Enquanto a GM recebeu bilhões de dólares, a Waymo buscou conseguir mais carros. O novo acordo com a Fiat poderia acabar deixando a frota atual de minivans Chrysler Pacifica da Waymo cem vezes maior. Os novos veículos serão a espinha dorsal de um serviço de transporte particular sem motorista, cuja estreia está agendada para este ano.

Ainda restam dúvidas sobre o cronograma de expansão. Segundo um comunicado publicado na quinta-feira, a Waymo poderia chegar a comprar 62.000 veículos, mas não se sabe quando. Com uma frota desse tamanho, seria possível oferecer um serviço de transporte particular de grande escala em dois ou três mercados, segundo um membro do setor.

John Krafcik, o CEO da Waymo, gosta de repetir uma frase: "Não estamos produzindo carros; estamos produzindo motoristas melhores". O slogan é usado para vender o pacote de software e sensores da Waymo, que muitos especialistas consideram o melhor de sua classe. Também é uma mensagem específica para o setor automotivo - uma forma de acalmar o receio de que a Alphabet, a terceira maior empresa do mundo, pretenda fabricar seus próprios veículos.

Com isso, a Waymo terá que criar uma frota para sua empresa de veículos futuristas sem motorista usando modelos de veículos já existentes, como o Chrysler Pacifica e o Jaguar I-Pace. Pelo menos por enquanto, a Waymo incorpora seu software a carros projetados tendo em mente motores a gasolina e um motorista. A GM usa uma versão modificada de seu próprio Chevrolet Bolt, um carro elétrico que conta com mais energia para suprir a grande exigência do sistema de computação. A versão usada pela Cruise nos testes de rua atuais é um carro de terceira geração cujos pedais e volante acabarão sendo removidos.

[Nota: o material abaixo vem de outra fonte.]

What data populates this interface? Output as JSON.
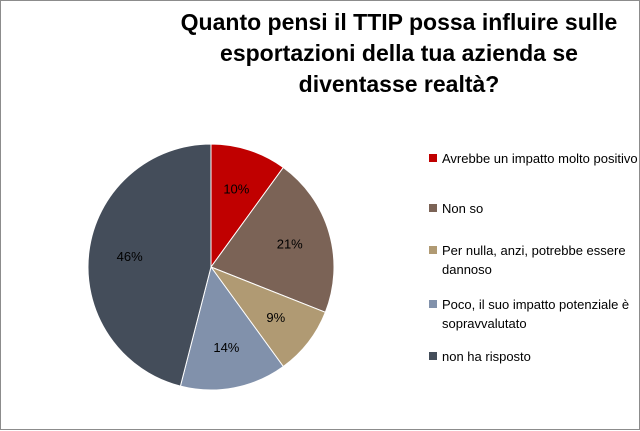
{
  "chart_data": {
    "type": "pie",
    "title": "Quanto pensi il TTIP possa influire sulle esportazioni della tua azienda se diventasse realtà?",
    "categories": [
      "Avrebbe un impatto molto positivo",
      "Non so",
      "Per nulla, anzi, potrebbe essere dannoso",
      "Poco, il suo impatto potenziale è sopravvalutato",
      "non ha risposto"
    ],
    "values": [
      10,
      21,
      9,
      14,
      46
    ],
    "data_labels": [
      "10%",
      "21%",
      "9%",
      "14%",
      "46%"
    ],
    "colors": [
      "#c00000",
      "#7b6356",
      "#b09a73",
      "#8191ab",
      "#444d5a"
    ],
    "legend_position": "right",
    "start_angle": "12 o'clock, clockwise"
  }
}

De certa forma, a tática da Waymo de encontrar parceiros para fabricar seus carros se encaixa no molde clássico de sua matriz: controlar a valiosa inteligência artificial e os dados que passam pelos carros autônomos sem fabricar o hardware. Contudo, isso poderia mudar porque recentemente partes do império da Alphabet têm começado a criar mais hardware - os próprios dispositivos e chips de computação em nuvem do Google, bem como os sensores da Waymo - a fim de exercer mais controle sobre o produto.

Para a GM, por outro lado, buscar um parceiro endinheirado condiz com sua prática tradicional de não arriscar bilhões de dólares em lucros que demorarão anos para chegar. As duas líderes do campo de carros autônomos estão se atendo ao que já dominam e conseguindo ajuda de outros.

"É impossível se virar sozinho no campo da autonomia", disse Brulte. "É caro demais e poucos participantes sequer têm a capacidade."